Rubisco changed much more quickly around the time of the Great Oxygenation than it did either before or after it, Kacar said last week at the Astrobiology Science Conference in Mesa, Arizona.
Read more: Photosynthesis: Shaping the planet
This rapid change must have been driven by the need to adapt to the presence of oxygen, she suggests. The modern rubisco molecule has to be selective because it encounters both oxygen and carbon dioxide, but even so it sometimes goes after the wrong gas. Rubisco from before the Great Oxygenation might have been more lax because it encountered oxygen so infrequently.

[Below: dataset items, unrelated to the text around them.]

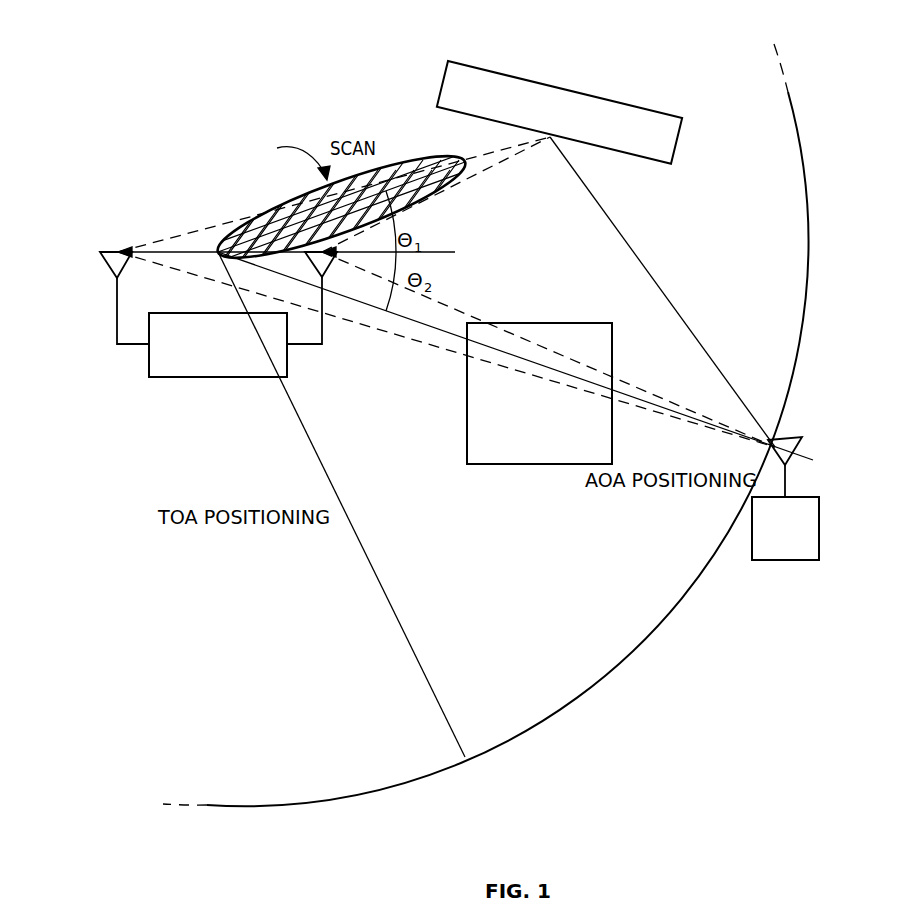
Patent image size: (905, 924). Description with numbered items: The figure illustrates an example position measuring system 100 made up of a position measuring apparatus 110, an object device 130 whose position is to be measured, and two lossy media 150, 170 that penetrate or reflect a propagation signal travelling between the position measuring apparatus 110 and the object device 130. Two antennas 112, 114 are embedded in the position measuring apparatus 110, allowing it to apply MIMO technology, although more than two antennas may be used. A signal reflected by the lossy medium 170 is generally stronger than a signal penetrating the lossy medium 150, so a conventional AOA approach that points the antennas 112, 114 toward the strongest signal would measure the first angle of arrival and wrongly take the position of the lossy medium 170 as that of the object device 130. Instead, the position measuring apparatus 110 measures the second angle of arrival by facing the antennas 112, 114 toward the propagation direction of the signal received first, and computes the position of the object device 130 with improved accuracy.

The position measuring system 100 is at (108, 80).
The position measuring apparatus 110 is at (168, 378).
The antenna 112 is at (101, 252).
The antenna 114 is at (331, 256).
The object device 130 is at (819, 527).
The lossy medium 150 is at (507, 465).
The lossy medium 170 is at (593, 96).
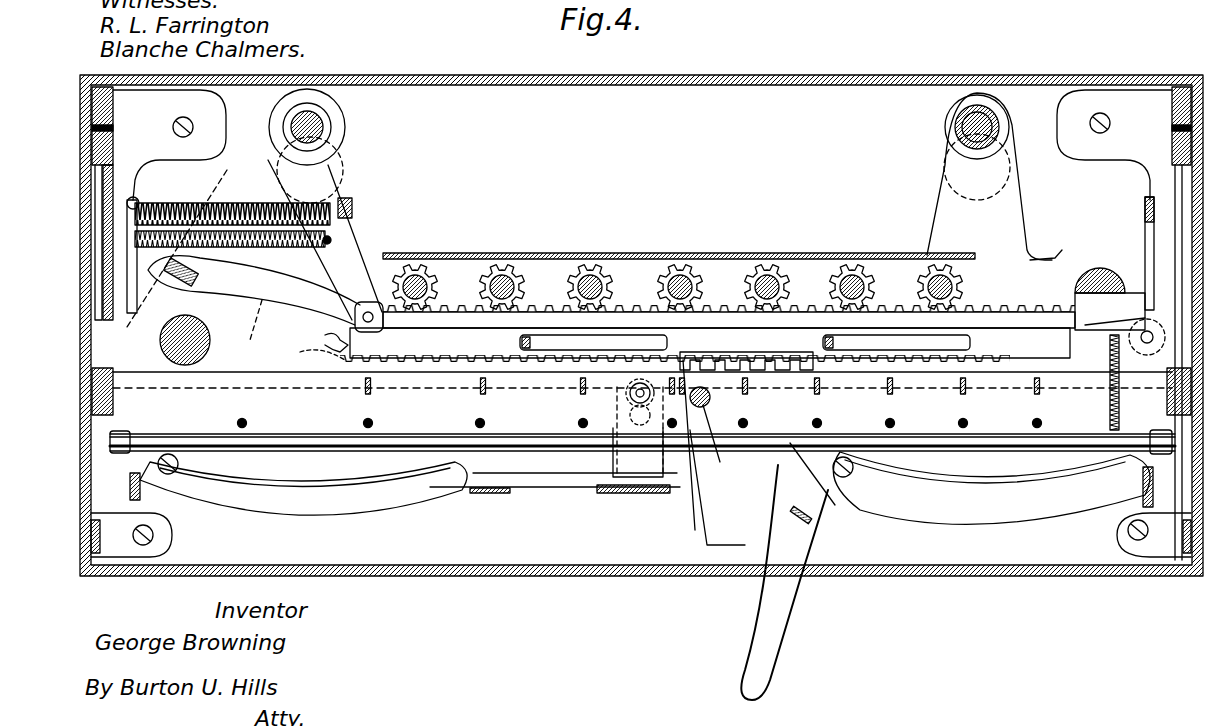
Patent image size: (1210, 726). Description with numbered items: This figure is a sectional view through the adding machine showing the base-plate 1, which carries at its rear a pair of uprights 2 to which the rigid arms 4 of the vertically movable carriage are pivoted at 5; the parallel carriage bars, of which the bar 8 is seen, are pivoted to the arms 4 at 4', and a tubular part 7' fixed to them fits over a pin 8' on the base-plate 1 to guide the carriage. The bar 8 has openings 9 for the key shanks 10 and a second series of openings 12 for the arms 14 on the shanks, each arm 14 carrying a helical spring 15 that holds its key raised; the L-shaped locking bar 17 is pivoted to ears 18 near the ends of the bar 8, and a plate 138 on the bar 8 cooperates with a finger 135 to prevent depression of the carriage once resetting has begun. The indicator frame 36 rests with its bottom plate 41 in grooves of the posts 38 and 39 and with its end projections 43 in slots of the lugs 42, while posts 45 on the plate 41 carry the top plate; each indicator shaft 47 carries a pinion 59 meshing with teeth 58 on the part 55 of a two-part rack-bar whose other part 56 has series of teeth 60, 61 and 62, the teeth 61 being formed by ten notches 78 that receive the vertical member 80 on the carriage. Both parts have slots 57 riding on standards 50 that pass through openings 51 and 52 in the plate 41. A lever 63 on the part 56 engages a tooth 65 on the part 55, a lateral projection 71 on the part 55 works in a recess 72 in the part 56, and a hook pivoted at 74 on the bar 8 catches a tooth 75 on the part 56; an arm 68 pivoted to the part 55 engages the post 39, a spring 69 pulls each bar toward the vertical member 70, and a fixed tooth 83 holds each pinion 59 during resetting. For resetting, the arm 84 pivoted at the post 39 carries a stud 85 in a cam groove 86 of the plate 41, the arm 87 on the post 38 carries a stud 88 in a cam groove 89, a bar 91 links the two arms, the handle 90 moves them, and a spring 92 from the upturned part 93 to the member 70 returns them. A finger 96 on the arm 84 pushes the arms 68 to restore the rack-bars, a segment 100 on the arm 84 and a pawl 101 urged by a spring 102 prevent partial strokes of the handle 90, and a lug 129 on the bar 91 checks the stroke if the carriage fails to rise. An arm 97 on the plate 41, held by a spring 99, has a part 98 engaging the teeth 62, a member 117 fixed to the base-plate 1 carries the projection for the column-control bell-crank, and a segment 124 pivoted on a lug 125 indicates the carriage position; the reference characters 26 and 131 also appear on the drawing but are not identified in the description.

The base-plate 1 is at (453, 88).
The uprights 2 is at (113, 100).
The rigid arm 4 is at (638, 359).
The pivotal attachment 4' is at (641, 380).
The pivot 5 is at (113, 128).
The tubular part 7' is at (622, 402).
The bar 8 is at (642, 389).
The pin 8' is at (615, 382).
The openings 9 is at (895, 388).
The key shank 10 is at (374, 383).
The openings 12 is at (375, 422).
The arm 14 is at (365, 420).
The helical spring 15 is at (968, 422).
The bar 17 is at (130, 445).
The ear 18 is at (641, 510).
The corner bracket 26 is at (165, 480).
The frame 36 is at (480, 262).
The post 38 is at (985, 96).
The post 39 is at (312, 112).
The bottom plate 41 is at (1042, 260).
The lugs 42 is at (200, 478).
The projecting part 43 is at (1152, 500).
The posts 45 is at (210, 325).
The shaft 47 is at (630, 262).
The vertical standards 50 is at (535, 330).
The openings 51 is at (990, 378).
The openings 52 is at (555, 372).
The rack-bar part 55 is at (800, 300).
The rack-bar part 56 is at (857, 347).
The slot 57 is at (668, 340).
The teeth 58 is at (707, 287).
The pinion 59 is at (440, 262).
The teeth 60 is at (568, 372).
The teeth 61 is at (763, 380).
The teeth 62 is at (730, 253).
The lever 63 is at (940, 250).
The tooth 65 is at (1110, 311).
The arm 68 is at (360, 250).
The spring 69 is at (205, 215).
The vertical member 70 is at (138, 280).
The lateral projection 71 is at (354, 317).
The recess 72 is at (325, 340).
The pivot 74 is at (1145, 355).
The tooth 75 is at (1077, 350).
The lateral notches 78 is at (722, 440).
The vertical member 80 is at (702, 445).
The fixed tooth 83 is at (520, 253).
The arm 84 is at (188, 236).
The stud 85 is at (185, 463).
The cam groove 86 is at (405, 510).
The arm 87 is at (905, 218).
The stud 88 is at (862, 468).
The cam groove 89 is at (955, 490).
The handle 90 is at (790, 605).
The bar 91 is at (800, 480).
The spring 92 is at (170, 205).
The upturned part 93 is at (355, 215).
The finger 96 is at (200, 275).
The arm 97 is at (254, 294).
The vertically projecting part 98 is at (322, 361).
The spring 99 is at (272, 314).
The segment 100 is at (312, 490).
The pawl 101 is at (510, 372).
The spring 102 is at (572, 339).
The member 117 is at (1145, 220).
The segment 124 is at (610, 493).
The lug 125 is at (643, 485).
The lug 129 is at (487, 493).
The frame bottom 131 is at (960, 572).
The finger 135 is at (718, 487).
The plate 138 is at (640, 460).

Kacar’s team has now synthesised the gene sequences to make the ancient rubisco and is using CRISPR gene-editing technology to insert them into cyanobacteria. The modified bacteria, they hope, will then produce a form of rubisco molecule not seen on Earth for billions of years. “Earth’s past is alive, in a way,” says Kacar.
The team can then compare the functions of the ancient proteins and their modern relatives, to see whether the enzyme did indeed become more selective during the Great Oxygenation Event. The technique adds a new dimension to studies of the past that cannot be gleaned from the geological record, says Kacar.
“What makes Betül’s work really exciting is that she’s actually using these sequences to reconstruct the protein in the laboratory,” says Roger Summons, a geobiologist at the Massachusetts Institute of Technology.
The biggest insights, Summons adds, may come from features of the ancient protein that come as a surprise. “It’s about what you might learn that you can’t even anticipate at this point,” he says.